Sen. Max Baucus has taken on the gargantuan task of reforming our nation's tax code. If done right, it could turn out to be the most significant accomplishment of his career. But with well-established special interest groups standing in the way, it might be more likely that we just get more of the same, or worse yet, a bad deal for Montana.
Baucus' decision to start from a "clean slate" differentiates this effort from past attempts at major tax reform. In other words, Baucus' finance committee will begin by completely eliminating the existing tax code, and then rebuild it from the ground up. The idea is to force special interests to justify why certain tax policies, like credits and deductions, should be included moving forward.
The ultimate objective is to reduce tax rates for everyone and make the system far simpler to navigate. That would have positive economic impacts across the board and energize America's recovery.

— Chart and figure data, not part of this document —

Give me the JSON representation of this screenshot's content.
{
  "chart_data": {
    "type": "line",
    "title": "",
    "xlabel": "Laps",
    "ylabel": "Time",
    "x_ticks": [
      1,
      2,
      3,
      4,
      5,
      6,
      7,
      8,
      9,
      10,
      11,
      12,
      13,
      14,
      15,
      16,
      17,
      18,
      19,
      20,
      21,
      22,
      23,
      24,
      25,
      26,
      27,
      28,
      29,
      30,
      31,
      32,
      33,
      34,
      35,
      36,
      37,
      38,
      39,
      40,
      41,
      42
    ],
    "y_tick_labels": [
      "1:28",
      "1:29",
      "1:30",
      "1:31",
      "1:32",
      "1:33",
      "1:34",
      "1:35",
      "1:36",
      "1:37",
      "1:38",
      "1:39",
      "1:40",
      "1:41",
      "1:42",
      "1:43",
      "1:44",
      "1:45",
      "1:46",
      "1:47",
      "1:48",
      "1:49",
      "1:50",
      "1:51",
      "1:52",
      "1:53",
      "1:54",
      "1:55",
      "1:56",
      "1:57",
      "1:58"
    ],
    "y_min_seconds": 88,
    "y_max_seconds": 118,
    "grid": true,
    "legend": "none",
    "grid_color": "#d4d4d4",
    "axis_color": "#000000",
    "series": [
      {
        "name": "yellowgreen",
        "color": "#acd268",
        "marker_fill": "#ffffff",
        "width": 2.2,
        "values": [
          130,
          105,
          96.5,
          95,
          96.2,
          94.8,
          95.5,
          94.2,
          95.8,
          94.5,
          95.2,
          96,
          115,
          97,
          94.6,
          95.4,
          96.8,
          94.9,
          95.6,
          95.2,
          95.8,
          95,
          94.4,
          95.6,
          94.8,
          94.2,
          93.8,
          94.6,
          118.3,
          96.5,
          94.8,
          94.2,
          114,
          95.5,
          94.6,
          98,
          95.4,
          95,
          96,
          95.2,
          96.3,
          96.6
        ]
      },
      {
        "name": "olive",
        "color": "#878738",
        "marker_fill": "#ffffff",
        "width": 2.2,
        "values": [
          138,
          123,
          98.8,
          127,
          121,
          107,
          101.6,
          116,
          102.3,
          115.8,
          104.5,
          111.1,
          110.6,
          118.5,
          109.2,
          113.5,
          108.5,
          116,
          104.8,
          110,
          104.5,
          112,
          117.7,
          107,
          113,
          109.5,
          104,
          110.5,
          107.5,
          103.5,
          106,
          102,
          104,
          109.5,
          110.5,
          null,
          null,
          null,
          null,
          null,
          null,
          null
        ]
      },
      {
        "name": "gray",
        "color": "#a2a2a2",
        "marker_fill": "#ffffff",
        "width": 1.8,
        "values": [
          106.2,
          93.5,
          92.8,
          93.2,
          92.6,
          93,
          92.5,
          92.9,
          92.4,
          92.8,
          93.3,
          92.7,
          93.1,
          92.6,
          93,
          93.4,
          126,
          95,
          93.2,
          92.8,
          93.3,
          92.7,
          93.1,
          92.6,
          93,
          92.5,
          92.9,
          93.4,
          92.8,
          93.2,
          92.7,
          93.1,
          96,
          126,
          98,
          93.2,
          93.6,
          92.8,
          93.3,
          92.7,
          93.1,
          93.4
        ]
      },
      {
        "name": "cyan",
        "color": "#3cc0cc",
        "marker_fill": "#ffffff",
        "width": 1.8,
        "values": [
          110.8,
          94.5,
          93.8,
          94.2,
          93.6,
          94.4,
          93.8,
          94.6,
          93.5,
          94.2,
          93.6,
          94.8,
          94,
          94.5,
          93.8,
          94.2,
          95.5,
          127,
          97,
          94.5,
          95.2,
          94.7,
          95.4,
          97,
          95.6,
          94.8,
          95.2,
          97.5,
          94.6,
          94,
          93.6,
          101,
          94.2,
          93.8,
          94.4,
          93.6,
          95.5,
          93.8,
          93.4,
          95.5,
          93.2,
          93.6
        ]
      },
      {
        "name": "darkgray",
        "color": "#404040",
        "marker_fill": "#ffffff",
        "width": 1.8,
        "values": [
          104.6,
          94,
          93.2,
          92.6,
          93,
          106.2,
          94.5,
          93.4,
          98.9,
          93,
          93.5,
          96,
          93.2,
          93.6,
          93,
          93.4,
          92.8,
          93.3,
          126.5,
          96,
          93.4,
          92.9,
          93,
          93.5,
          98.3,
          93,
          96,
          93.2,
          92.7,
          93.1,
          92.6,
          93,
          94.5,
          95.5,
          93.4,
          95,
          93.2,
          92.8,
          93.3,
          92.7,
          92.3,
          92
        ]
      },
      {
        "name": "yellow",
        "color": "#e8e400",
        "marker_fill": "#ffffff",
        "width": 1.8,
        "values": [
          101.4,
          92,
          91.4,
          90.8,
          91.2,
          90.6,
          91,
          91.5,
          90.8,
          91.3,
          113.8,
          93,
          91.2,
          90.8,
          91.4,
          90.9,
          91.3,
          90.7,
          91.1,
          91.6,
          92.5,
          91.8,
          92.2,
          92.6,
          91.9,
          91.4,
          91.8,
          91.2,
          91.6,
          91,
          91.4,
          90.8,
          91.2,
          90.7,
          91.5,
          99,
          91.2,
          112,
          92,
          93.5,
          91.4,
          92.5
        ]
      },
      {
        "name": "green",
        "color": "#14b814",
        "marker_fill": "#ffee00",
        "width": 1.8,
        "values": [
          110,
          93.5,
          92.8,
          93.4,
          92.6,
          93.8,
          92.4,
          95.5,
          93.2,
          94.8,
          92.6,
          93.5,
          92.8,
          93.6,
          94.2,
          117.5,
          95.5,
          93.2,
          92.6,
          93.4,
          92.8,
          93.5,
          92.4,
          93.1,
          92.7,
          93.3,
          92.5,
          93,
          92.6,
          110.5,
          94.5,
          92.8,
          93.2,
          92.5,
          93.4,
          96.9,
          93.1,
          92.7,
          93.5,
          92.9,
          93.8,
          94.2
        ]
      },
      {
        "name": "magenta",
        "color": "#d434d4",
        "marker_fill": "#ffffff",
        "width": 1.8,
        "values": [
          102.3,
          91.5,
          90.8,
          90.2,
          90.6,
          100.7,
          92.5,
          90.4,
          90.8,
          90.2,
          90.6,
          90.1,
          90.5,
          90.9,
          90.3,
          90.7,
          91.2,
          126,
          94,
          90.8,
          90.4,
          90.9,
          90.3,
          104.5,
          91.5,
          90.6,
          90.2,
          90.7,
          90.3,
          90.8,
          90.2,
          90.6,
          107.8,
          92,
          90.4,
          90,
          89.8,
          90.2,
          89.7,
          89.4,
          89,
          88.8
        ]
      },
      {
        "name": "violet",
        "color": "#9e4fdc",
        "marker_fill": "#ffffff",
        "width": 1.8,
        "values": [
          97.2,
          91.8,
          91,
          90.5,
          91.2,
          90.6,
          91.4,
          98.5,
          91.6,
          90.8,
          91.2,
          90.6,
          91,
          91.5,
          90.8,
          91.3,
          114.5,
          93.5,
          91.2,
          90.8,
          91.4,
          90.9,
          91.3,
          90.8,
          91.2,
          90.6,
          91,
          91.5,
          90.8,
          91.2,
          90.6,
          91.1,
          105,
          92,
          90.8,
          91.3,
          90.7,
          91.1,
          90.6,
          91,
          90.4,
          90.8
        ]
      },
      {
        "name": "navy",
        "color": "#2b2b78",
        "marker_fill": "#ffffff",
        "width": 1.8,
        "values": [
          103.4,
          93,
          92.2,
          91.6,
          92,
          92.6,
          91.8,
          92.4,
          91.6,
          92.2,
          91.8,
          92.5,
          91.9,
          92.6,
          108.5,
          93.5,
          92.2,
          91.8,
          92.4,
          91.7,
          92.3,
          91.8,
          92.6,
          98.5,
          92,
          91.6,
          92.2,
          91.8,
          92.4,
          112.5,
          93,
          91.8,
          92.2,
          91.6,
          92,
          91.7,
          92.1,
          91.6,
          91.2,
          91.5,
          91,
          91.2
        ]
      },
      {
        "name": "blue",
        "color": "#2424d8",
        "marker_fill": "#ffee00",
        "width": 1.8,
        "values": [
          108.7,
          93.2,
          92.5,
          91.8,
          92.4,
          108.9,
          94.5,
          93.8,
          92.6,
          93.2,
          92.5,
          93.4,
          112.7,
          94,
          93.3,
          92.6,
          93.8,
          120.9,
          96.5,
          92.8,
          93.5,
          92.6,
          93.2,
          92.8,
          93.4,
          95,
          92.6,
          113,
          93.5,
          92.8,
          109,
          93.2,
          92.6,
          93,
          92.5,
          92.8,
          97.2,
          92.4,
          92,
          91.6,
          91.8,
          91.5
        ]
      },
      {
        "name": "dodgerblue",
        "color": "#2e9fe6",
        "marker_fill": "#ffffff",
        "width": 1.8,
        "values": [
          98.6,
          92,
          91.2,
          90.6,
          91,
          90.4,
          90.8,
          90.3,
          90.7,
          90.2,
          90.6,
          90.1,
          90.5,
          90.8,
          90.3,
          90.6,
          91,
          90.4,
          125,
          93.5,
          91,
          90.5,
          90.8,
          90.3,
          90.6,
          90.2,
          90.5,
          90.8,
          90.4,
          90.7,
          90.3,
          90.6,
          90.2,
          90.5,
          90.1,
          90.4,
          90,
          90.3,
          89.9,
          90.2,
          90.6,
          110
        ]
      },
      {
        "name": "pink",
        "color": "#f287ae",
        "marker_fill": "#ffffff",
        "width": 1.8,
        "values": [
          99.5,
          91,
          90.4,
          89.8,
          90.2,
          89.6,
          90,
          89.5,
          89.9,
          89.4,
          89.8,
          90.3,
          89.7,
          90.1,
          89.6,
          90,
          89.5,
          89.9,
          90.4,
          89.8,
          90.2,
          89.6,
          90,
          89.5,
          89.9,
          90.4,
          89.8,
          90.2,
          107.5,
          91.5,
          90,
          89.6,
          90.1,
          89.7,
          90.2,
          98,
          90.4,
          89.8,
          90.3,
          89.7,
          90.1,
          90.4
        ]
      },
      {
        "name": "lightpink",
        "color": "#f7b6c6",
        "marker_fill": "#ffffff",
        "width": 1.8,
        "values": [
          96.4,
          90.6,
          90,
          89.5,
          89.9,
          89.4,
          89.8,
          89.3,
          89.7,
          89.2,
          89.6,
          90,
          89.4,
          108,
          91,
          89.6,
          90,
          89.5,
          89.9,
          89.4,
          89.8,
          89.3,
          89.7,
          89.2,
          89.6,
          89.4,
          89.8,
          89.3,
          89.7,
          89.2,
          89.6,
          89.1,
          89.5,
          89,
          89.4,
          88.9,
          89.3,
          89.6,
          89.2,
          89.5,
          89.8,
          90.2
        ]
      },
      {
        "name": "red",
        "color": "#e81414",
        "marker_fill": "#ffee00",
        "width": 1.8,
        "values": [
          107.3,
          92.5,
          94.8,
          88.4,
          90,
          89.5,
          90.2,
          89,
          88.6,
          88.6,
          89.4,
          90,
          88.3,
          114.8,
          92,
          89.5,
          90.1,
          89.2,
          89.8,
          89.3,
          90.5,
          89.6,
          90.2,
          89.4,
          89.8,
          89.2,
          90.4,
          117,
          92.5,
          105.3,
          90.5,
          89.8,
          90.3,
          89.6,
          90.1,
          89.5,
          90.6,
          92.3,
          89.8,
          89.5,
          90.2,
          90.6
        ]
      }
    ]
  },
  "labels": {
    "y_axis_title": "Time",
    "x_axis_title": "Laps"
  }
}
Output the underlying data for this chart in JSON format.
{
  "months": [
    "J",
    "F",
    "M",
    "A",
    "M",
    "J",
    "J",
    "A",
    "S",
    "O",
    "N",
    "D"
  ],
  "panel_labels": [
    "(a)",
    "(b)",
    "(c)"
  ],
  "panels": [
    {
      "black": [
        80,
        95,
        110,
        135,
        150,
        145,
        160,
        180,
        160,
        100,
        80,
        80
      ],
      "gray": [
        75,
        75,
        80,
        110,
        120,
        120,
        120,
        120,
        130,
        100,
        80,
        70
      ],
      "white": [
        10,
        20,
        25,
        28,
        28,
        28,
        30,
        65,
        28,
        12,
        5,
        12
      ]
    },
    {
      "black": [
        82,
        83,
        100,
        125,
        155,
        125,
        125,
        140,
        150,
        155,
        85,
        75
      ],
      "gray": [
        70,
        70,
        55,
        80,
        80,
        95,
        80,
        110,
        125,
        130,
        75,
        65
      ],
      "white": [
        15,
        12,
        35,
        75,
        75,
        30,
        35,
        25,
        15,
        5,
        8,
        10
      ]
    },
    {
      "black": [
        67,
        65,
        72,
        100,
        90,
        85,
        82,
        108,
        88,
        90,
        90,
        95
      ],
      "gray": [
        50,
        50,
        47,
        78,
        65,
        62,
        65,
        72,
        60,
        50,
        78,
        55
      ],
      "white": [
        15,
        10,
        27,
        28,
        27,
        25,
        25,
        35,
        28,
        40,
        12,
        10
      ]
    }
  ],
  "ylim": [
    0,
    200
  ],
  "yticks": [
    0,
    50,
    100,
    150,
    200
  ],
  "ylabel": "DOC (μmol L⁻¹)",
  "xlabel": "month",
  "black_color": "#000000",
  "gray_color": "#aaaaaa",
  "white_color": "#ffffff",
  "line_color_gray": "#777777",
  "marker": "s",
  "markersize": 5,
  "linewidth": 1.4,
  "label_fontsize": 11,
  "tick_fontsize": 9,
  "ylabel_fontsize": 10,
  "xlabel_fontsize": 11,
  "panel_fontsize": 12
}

This clean slate approach makes perfect sense. Our existing tax code is notoriously voluminous and complicated. Each year, American families and businesses spend an estimated six billion hours and $160 billion to complete their taxes. The vast morass of rules, regulations, credits and deductions makes it difficult for anyone to understand.
An unintended result of such a convoluted tax code is that we've made it our nation's policy to treat some individuals and businesses as winners with preferred tax treatment—and others as losers. That's because most tax rules were designed to incentivize certain behaviors, like home ownership or saving for your child's college education. But as any good economist will tell you, when you use government policy to incentivize one behavior, it inevitably results in bad outcomes somewhere else.
For instance, allowing home mortgage interest deductions has helped millions of Americans achieve home ownership, but it has also incentivized buying bigger, more expensive homes and ultimately driven up the cost of housing for everyone. It also means that we pay higher tax rates, overall, to "pay" for these tax deductions.
Clearly, the more complicated we make the tax code, the more likely it is that we will have these winner vs. loser scenarios. That's why the most important tenets of any tax reform package must be fairness and simplicity. Sticking to these we can produce a flatter, more equal progressive tax structure that everyone can understand.
It sounds so simple, but unfortunately, tax fairness will be very difficult to achieve. There are a myriad of special interest groups who will try to game the system, or worse, use the tax code to create disadvantages for specific industries.
For instance, over the last several years the oil and gas industry has been targeted for unequal tax treatment. The Obama administration and allies in Congress have attempted to single-out energy companies by eliminating certain credits and deductions that are standard for businesses in every other economic sector.
Such policies run contrary to what most of us consider fair play, but even so they have been very real threats to Montana's energy industry. And they certainly run contrary to the "clean slate" approach being taken with tax reform.
Nevertheless, it's important for Senator Baucus and his tax reform allies to keep a wary eye out for attempts to leverage the new tax code to create favorable tax treatment, or to punish certain industries as a way to pursue a political agenda.
This is a very big task Sen. Baucus has taken on, and he needs to know that Montana is backing him. Go and weigh in with your comments about what you think should be included in the tax reform package at taxreform.gov, and urge Baucus and his colleagues to keep fairness and simplicity central to the reform package.